Penyebabnya mungkin dulu pernah pakai pbat sedikit, tapi itu dulu, ketika SMA di Solo. Namun, setelah kembali ke Bali, dia tidak pernah memakai lagi. Penyebab kedua, mungkin dia enggak terima bapaknya meninggal. Dia baru ke Bali, tiga bulan kerja, langsung dapat kabar bapaknya meninggal, itu yang membuat dia kurang terima. Selama tiga bulan bekerja di Bali, dia pernah jadi sales promotion di toko cat dan juga koran.
Sebenarnya sekarang sudah banyak yang menawari Indra bekerja, tapi dia enggak mau dulu.
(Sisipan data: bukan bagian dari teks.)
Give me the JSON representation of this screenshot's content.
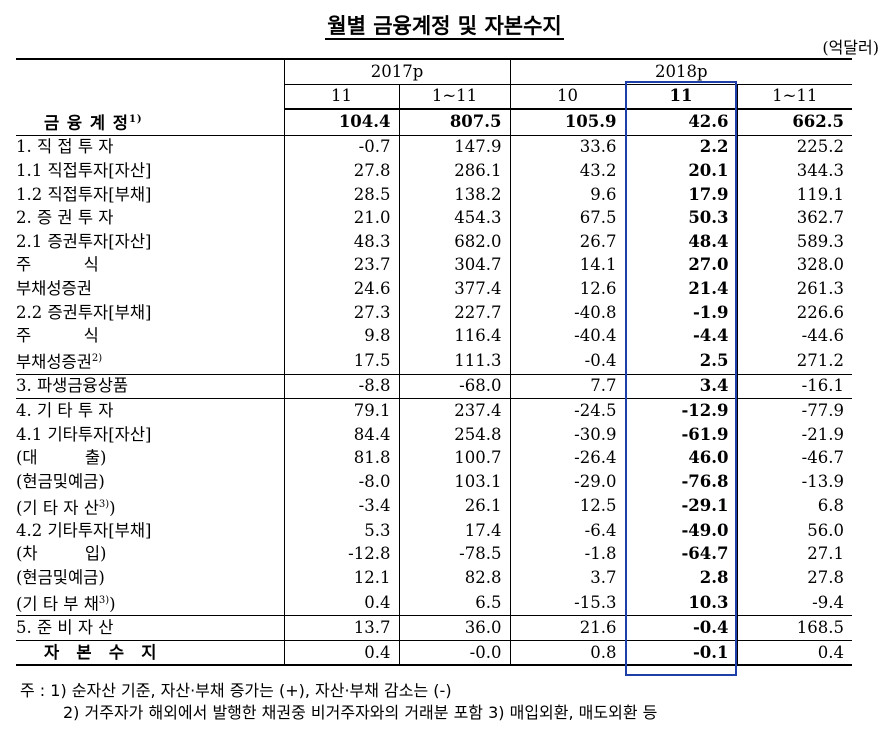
{
  "title": "월별 금융계정 및 자본수지",
  "unit": "(억달러)",
  "header": {
    "group_2017": "2017p",
    "group_2018": "2018p",
    "cols": [
      "11",
      "1~11",
      "10",
      "11",
      "1~11"
    ]
  },
  "rows": [
    {
      "label": "금 융 계 정",
      "sup": "1)",
      "vals": [
        "104.4",
        "807.5",
        "105.9",
        "42.6",
        "662.5"
      ]
    },
    {
      "label": "1. 직 접 투 자",
      "vals": [
        "-0.7",
        "147.9",
        "33.6",
        "2.2",
        "225.2"
      ]
    },
    {
      "label": "1.1 직접투자[자산]",
      "vals": [
        "27.8",
        "286.1",
        "43.2",
        "20.1",
        "344.3"
      ]
    },
    {
      "label": "1.2 직접투자[부채]",
      "vals": [
        "28.5",
        "138.2",
        "9.6",
        "17.9",
        "119.1"
      ]
    },
    {
      "label": "2. 증 권 투 자",
      "vals": [
        "21.0",
        "454.3",
        "67.5",
        "50.3",
        "362.7"
      ]
    },
    {
      "label": "2.1 증권투자[자산]",
      "vals": [
        "48.3",
        "682.0",
        "26.7",
        "48.4",
        "589.3"
      ]
    },
    {
      "label": "주          식",
      "vals": [
        "23.7",
        "304.7",
        "14.1",
        "27.0",
        "328.0"
      ]
    },
    {
      "label": "부채성증권",
      "vals": [
        "24.6",
        "377.4",
        "12.6",
        "21.4",
        "261.3"
      ]
    },
    {
      "label": "2.2 증권투자[부채]",
      "vals": [
        "27.3",
        "227.7",
        "-40.8",
        "-1.9",
        "226.6"
      ]
    },
    {
      "label": "주          식",
      "vals": [
        "9.8",
        "116.4",
        "-40.4",
        "-4.4",
        "-44.6"
      ]
    },
    {
      "label": "부채성증권",
      "sup": "2)",
      "vals": [
        "17.5",
        "111.3",
        "-0.4",
        "2.5",
        "271.2"
      ]
    },
    {
      "label": "3. 파생금융상품",
      "vals": [
        "-8.8",
        "-68.0",
        "7.7",
        "3.4",
        "-16.1"
      ]
    },
    {
      "label": "4. 기 타 투 자",
      "vals": [
        "79.1",
        "237.4",
        "-24.5",
        "-12.9",
        "-77.9"
      ]
    },
    {
      "label": "4.1 기타투자[자산]",
      "vals": [
        "84.4",
        "254.8",
        "-30.9",
        "-61.9",
        "-21.9"
      ]
    },
    {
      "label": "(대         출)",
      "vals": [
        "81.8",
        "100.7",
        "-26.4",
        "46.0",
        "-46.7"
      ]
    },
    {
      "label": "(현금및예금)",
      "vals": [
        "-8.0",
        "103.1",
        "-29.0",
        "-76.8",
        "-13.9"
      ]
    },
    {
      "label": "(기 타 자 산",
      "sup": "3)",
      "tail": ")",
      "vals": [
        "-3.4",
        "26.1",
        "12.5",
        "-29.1",
        "6.8"
      ]
    },
    {
      "label": "4.2 기타투자[부채]",
      "vals": [
        "5.3",
        "17.4",
        "-6.4",
        "-49.0",
        "56.0"
      ]
    },
    {
      "label": "(차         입)",
      "vals": [
        "-12.8",
        "-78.5",
        "-1.8",
        "-64.7",
        "27.1"
      ]
    },
    {
      "label": "(현금및예금)",
      "vals": [
        "12.1",
        "82.8",
        "3.7",
        "2.8",
        "27.8"
      ]
    },
    {
      "label": "(기 타 부 채",
      "sup": "3)",
      "tail": ")",
      "vals": [
        "0.4",
        "6.5",
        "-15.3",
        "10.3",
        "-9.4"
      ]
    },
    {
      "label": "5. 준 비 자 산",
      "vals": [
        "13.7",
        "36.0",
        "21.6",
        "-0.4",
        "168.5"
      ]
    },
    {
      "label": "자   본   수   지",
      "vals": [
        "0.4",
        "-0.0",
        "0.8",
        "-0.1",
        "0.4"
      ]
    }
  ],
  "notes": [
    "주 : 1) 순자산 기준, 자산·부채 증가는 (+), 자산·부채 감소는 (-)",
    "2) 거주자가 해외에서 발행한 채권중 비거주자와의 거래분 포함   3) 매입외환, 매도외환 등"
  ]
}
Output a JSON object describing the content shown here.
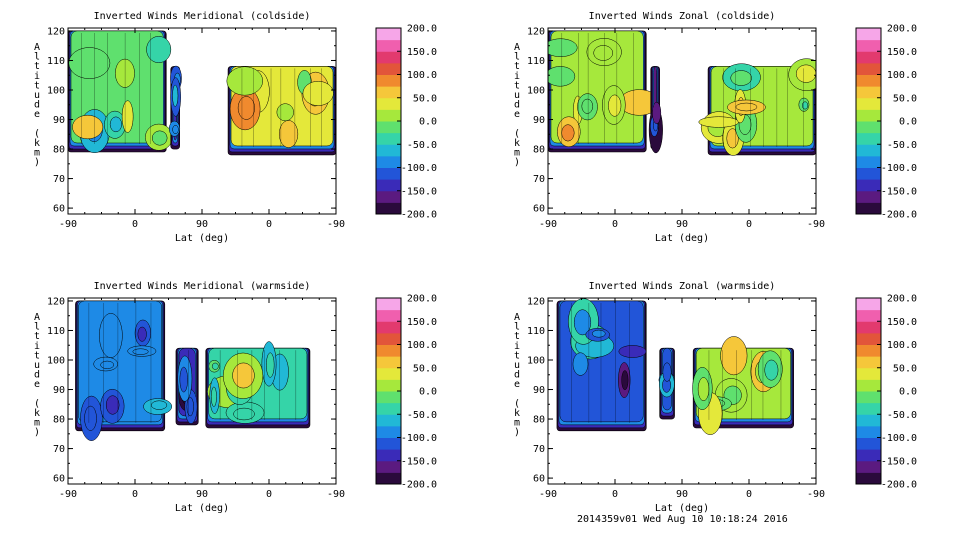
{
  "colors": {
    "scale": [
      "#2a0a3c",
      "#5b1a80",
      "#3a2bb8",
      "#2255d8",
      "#1e8ae6",
      "#21b8d6",
      "#35d4a8",
      "#5fe06e",
      "#a6e83c",
      "#e4e83a",
      "#f5c73a",
      "#f08a2e",
      "#e2553a",
      "#e23a6e",
      "#f05fae",
      "#f6a6e8"
    ],
    "contour": "#000000"
  },
  "footer": {
    "text": "2014359v01 Wed Aug 10 10:18:24 2016"
  },
  "chart_data": [
    {
      "type": "heatmap",
      "title": "Inverted Winds Meridional (coldside)",
      "xlabel": "Lat (deg)",
      "ylabel": "Altitude (km)",
      "xticks": [
        "-90",
        "0",
        "90",
        "0",
        "-90"
      ],
      "yticks": [
        "60",
        "70",
        "80",
        "90",
        "100",
        "110",
        "120"
      ],
      "ylim": [
        58,
        121
      ],
      "colorbar": {
        "ticks": [
          "200.0",
          "150.0",
          "100.0",
          "50.0",
          "0.0",
          "-50.0",
          "-100.0",
          "-150.0",
          "-200.0"
        ],
        "range": [
          -200,
          200
        ]
      },
      "data_regions": [
        {
          "x_range": [
            -90,
            42
          ],
          "alt_range": [
            79,
            120
          ],
          "mean_wind": -10
        },
        {
          "x_range": [
            48,
            60
          ],
          "alt_range": [
            80,
            108
          ],
          "mean_wind": -150
        },
        {
          "x_range": [
            125,
            270
          ],
          "alt_range": [
            78,
            108
          ],
          "mean_wind": 40
        }
      ]
    },
    {
      "type": "heatmap",
      "title": "Inverted Winds Zonal (coldside)",
      "xlabel": "Lat (deg)",
      "ylabel": "Altitude (km)",
      "xticks": [
        "-90",
        "0",
        "90",
        "0",
        "-90"
      ],
      "yticks": [
        "60",
        "70",
        "80",
        "90",
        "100",
        "110",
        "120"
      ],
      "ylim": [
        58,
        121
      ],
      "colorbar": {
        "ticks": [
          "200.0",
          "150.0",
          "100.0",
          "50.0",
          "0.0",
          "-50.0",
          "-100.0",
          "-150.0",
          "-200.0"
        ],
        "range": [
          -200,
          200
        ]
      },
      "data_regions": [
        {
          "x_range": [
            -90,
            42
          ],
          "alt_range": [
            79,
            120
          ],
          "mean_wind": 10
        },
        {
          "x_range": [
            48,
            60
          ],
          "alt_range": [
            80,
            108
          ],
          "mean_wind": -180
        },
        {
          "x_range": [
            125,
            270
          ],
          "alt_range": [
            78,
            108
          ],
          "mean_wind": 20
        }
      ]
    },
    {
      "type": "heatmap",
      "title": "Inverted Winds Meridional (warmside)",
      "xlabel": "Lat (deg)",
      "ylabel": "Altitude (km)",
      "xticks": [
        "-90",
        "0",
        "90",
        "0",
        "-90"
      ],
      "yticks": [
        "60",
        "70",
        "80",
        "90",
        "100",
        "110",
        "120"
      ],
      "ylim": [
        58,
        121
      ],
      "colorbar": {
        "ticks": [
          "200.0",
          "150.0",
          "100.0",
          "50.0",
          "0.0",
          "-50.0",
          "-100.0",
          "-150.0",
          "-200.0"
        ],
        "range": [
          -200,
          200
        ]
      },
      "data_regions": [
        {
          "x_range": [
            -80,
            40
          ],
          "alt_range": [
            76,
            120
          ],
          "mean_wind": -90
        },
        {
          "x_range": [
            55,
            85
          ],
          "alt_range": [
            78,
            104
          ],
          "mean_wind": -140
        },
        {
          "x_range": [
            95,
            235
          ],
          "alt_range": [
            77,
            104
          ],
          "mean_wind": -40
        }
      ]
    },
    {
      "type": "heatmap",
      "title": "Inverted Winds Zonal (warmside)",
      "xlabel": "Lat (deg)",
      "ylabel": "Altitude (km)",
      "xticks": [
        "-90",
        "0",
        "90",
        "0",
        "-90"
      ],
      "yticks": [
        "60",
        "70",
        "80",
        "90",
        "100",
        "110",
        "120"
      ],
      "ylim": [
        58,
        121
      ],
      "colorbar": {
        "ticks": [
          "200.0",
          "150.0",
          "100.0",
          "50.0",
          "0.0",
          "-50.0",
          "-100.0",
          "-150.0",
          "-200.0"
        ],
        "range": [
          -200,
          200
        ]
      },
      "data_regions": [
        {
          "x_range": [
            -78,
            42
          ],
          "alt_range": [
            76,
            120
          ],
          "mean_wind": -110
        },
        {
          "x_range": [
            60,
            80
          ],
          "alt_range": [
            80,
            104
          ],
          "mean_wind": -130
        },
        {
          "x_range": [
            105,
            240
          ],
          "alt_range": [
            77,
            104
          ],
          "mean_wind": 20
        }
      ]
    }
  ]
}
Takut nanti bengong lagi, begitu. Dokter Rai bilang, Indra sebenarnya tidak terlalu parah. Dia cuma stres.
Saya ingin agar anak saya cepat pulih, karena nanti pasti obatnya akan dikurangi; biar enggak mengonsumsi berapa butir obat di setiap hari. Sekarang, setiap hari dia minum obat yang diambil di RB, sehari minum dua buah pil. Terlihat jelas perbedaannya, dulu dia suka marah-marah, kakaknya bahkan pernah sampai dipukul.
Indra
Indra ingat ketika mau memukul, tapi sedikit. Orang yang pertama kali ditemui di RB ada Wayan, Pak Nyoman, dan perawatnya. Indra berada di RB selama 2 tahun. Dulu, pertama kali sampai di RB, Indra bingung, galau, mungkin ada satu jam ingin balik lagi ke rumah. Lalu diam di sana, setelah dikasih mencuci motor, baru saya mau ke RB. Kalau nggak ada kegiatan di RB, mungkin saya sudah kambuh dari dulu.
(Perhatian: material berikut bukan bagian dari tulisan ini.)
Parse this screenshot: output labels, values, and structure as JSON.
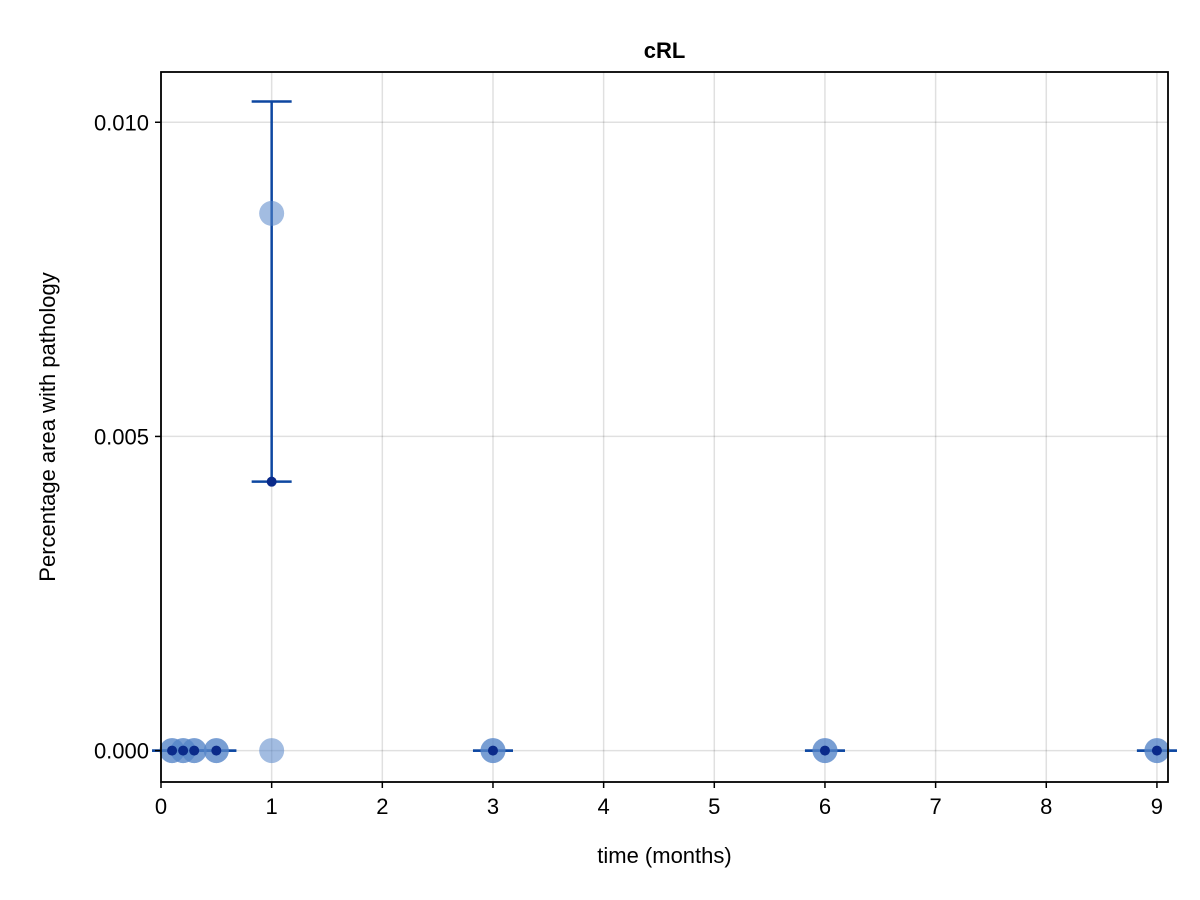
{
  "chart_data": {
    "type": "scatter",
    "title": "cRL",
    "xlabel": "time (months)",
    "ylabel": "Percentage area with pathology",
    "xlim": [
      0,
      9.1
    ],
    "ylim": [
      -0.0005,
      0.0108
    ],
    "xticks": [
      0,
      1,
      2,
      3,
      4,
      5,
      6,
      7,
      8,
      9
    ],
    "xtick_labels": [
      "0",
      "1",
      "2",
      "3",
      "4",
      "5",
      "6",
      "7",
      "8",
      "9"
    ],
    "yticks": [
      0.0,
      0.005,
      0.01
    ],
    "ytick_labels": [
      "0.000",
      "0.005",
      "0.010"
    ],
    "grid": true,
    "legend": "none",
    "colors": {
      "points": "#5585c8",
      "errorbar": "#0d47a1",
      "mean": "#0a2a8a"
    },
    "points": [
      {
        "x": 0.1,
        "y": 0.0
      },
      {
        "x": 0.1,
        "y": 0.0
      },
      {
        "x": 0.2,
        "y": 0.0
      },
      {
        "x": 0.2,
        "y": 0.0
      },
      {
        "x": 0.3,
        "y": 0.0
      },
      {
        "x": 0.3,
        "y": 0.0
      },
      {
        "x": 0.5,
        "y": 0.0
      },
      {
        "x": 0.5,
        "y": 0.0
      },
      {
        "x": 1.0,
        "y": 0.00855
      },
      {
        "x": 1.0,
        "y": 0.0
      },
      {
        "x": 3.0,
        "y": 0.0
      },
      {
        "x": 3.0,
        "y": 0.0
      },
      {
        "x": 6.0,
        "y": 0.0
      },
      {
        "x": 6.0,
        "y": 0.0
      },
      {
        "x": 9.0,
        "y": 0.0
      },
      {
        "x": 9.0,
        "y": 0.0
      }
    ],
    "summary": [
      {
        "x": 0.1,
        "mean": 0.0,
        "lower": 0.0,
        "upper": 0.0
      },
      {
        "x": 0.2,
        "mean": 0.0,
        "lower": 0.0,
        "upper": 0.0
      },
      {
        "x": 0.3,
        "mean": 0.0,
        "lower": 0.0,
        "upper": 0.0
      },
      {
        "x": 0.5,
        "mean": 0.0,
        "lower": 0.0,
        "upper": 0.0
      },
      {
        "x": 1.0,
        "mean": 0.00428,
        "lower": 0.00428,
        "upper": 0.01033
      },
      {
        "x": 3.0,
        "mean": 0.0,
        "lower": 0.0,
        "upper": 0.0
      },
      {
        "x": 6.0,
        "mean": 0.0,
        "lower": 0.0,
        "upper": 0.0
      },
      {
        "x": 9.0,
        "mean": 0.0,
        "lower": 0.0,
        "upper": 0.0
      }
    ]
  }
}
Mudah-mudahan di RB ada kegiatan terus. Soalnya, dulu sebelum ke RB, tiap malam saya keluar–masuk membawa motor. Sampai saya tabrakan, sampai jari saya patah karena terlalu sering ngawur naik motor. Sampai orang tua saya enggak tenang, enggak tidur, karena ulah saya. Dengan adanya kegiatan di RB ini saya bersyukur sekali, meskipun berubah 80%.
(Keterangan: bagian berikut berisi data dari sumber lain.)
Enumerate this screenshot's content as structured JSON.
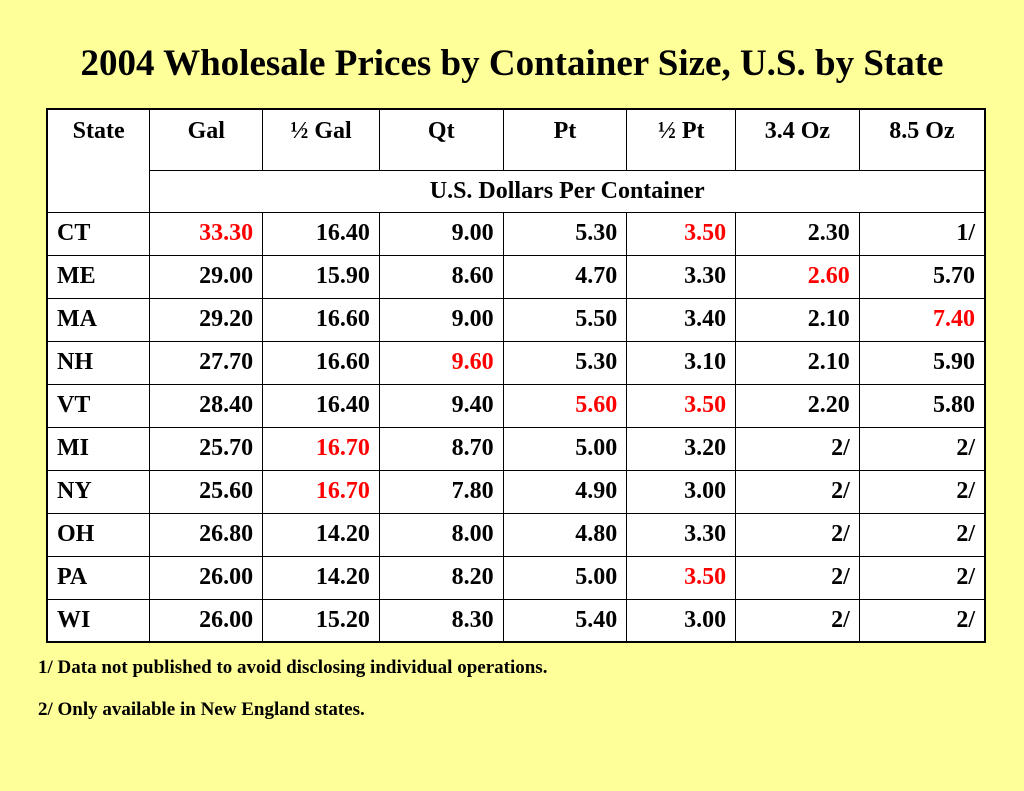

Indra merasa sudah sembuh 80%. Lagi 20% belum sembuh karena masih minum obat dan belum ada kegiatan. Siapa tahu, berkat RB, saya bisa direkrut jadi pegawai kontrak. Namun, sepertinya enggak mungkin karena sudah ada yang diangkat jadi pegawai kontrak, empat orang. Kalau ingin kerja, saya masih lebih suka di RB soalnya di RB bisa kumpul. Kalau hanya fokus bekerja kayaknya saya belum bisa. Pikiran saya sepertinya masih error.
Ibu Sulandari dalam #KamiBersuaraKamiMendengar. Kampanye bersama Rumah Berdaya, Citradaya Nita (PPMN) dan pewarta warga ini mengajak mengenali gangguan skizofrenia, proses pemulihan, dan mendorong akses layanan psikososial bagi perempuan sebagai penyintas atau pendamping.